The lounges could be inside the shops, but some panel members raised the idea of having it in adjacent office spaces. No alcohol could be served at the lounges during the pilot program, and the idea calls on the lounges to work with ride share, taxi and shuttle companies to get people to and from their homes or hotels.

Frank Hawkins, owner of Nevada Wellness dispensary, called marijuana lounges “the most crucial issue” the panel can discuss.

Those lounges, Hawkins said, should look like a bar or a nightclub with bottle service in that patrons shouldn’t be allowed to bring in their own marijuana.

“You can’t allow people to bring their own marijuana in,” Hawkins said. “If we don’t regulate and keep a tight hold on it, its going to be a big problem.”

Andrew Jolley, CEO of The Source dispensaries in Clark County, said allowing people to bring their own marijuana could turn the lounges into “de facto drug dealing factories.”

Jolley pointed to Denver, the first city to approve marijuana lounges, as another reason to allow them.
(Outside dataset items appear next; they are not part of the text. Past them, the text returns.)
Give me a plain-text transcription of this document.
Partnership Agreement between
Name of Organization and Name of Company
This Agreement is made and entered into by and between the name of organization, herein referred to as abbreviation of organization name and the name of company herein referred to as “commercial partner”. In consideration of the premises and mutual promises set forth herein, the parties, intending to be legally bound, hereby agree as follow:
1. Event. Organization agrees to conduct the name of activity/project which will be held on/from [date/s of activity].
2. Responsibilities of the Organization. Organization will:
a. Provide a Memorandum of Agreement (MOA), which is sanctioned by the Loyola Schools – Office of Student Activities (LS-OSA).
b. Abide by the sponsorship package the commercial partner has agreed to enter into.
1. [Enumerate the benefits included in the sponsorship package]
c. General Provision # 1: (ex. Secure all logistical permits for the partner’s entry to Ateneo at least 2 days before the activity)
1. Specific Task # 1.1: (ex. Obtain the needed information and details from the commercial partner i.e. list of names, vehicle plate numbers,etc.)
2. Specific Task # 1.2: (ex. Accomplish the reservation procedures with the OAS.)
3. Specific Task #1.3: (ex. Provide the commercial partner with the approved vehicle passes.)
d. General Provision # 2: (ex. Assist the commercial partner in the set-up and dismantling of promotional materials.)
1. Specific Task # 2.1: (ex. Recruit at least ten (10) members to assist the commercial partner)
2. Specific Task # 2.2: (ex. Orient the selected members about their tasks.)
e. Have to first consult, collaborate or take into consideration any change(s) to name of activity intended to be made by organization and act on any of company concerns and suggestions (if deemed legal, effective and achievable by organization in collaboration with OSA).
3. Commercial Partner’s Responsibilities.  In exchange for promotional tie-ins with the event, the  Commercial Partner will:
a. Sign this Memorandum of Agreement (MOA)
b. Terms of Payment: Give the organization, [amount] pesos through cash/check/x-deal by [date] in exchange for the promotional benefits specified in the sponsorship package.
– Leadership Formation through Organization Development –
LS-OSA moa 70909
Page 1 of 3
Before November, when voters approved the lounges, unregulated private marijuana clubs popped up as a way to circumvent the law.

“There is a demand for this type of space,” Jolley said. “If we don’t provide it and regulate it, it will pop up in the wrong way.”

Several on the panel also said those lounges could help solve the conundrum that surrounds legal marijuana and gaming.

Because cannabis is illegal in federal law, the Nevada Gaming Commission has told casinos to keep marijuana off their properties.

Andy Abboud, senior vice president for Las Vegas Sands Corp. and the panel’s surrogate resort hotel representative, liked the idea of people having to buy and use on site. Abboud told the Review-Journal after the meeting that lounges are the realistic solution to making sure Las Vegas tourists who want to buy marijuana can consume it legally off gaming resort grounds.

“There’s no other option,” Abboud said.

Before Southern Nevada gets its first whiff of pot lounges, however, Senate Bill 236 would need to be passed by the Nevada Legislature and signed by Gov. Brian Sandoval. Marijuana can be legally consumed only in a private residence under the current law, but that bill would give local jurisdictions the authority to permit public consumption.

The panel didn’t make any formal recommendations in Monday’s meeting. It is scheduled to meet again April 3.

The Review-Journal is owned by the family of Las Vegas Sands Corp. Chairman and CEO Sheldon Adelson.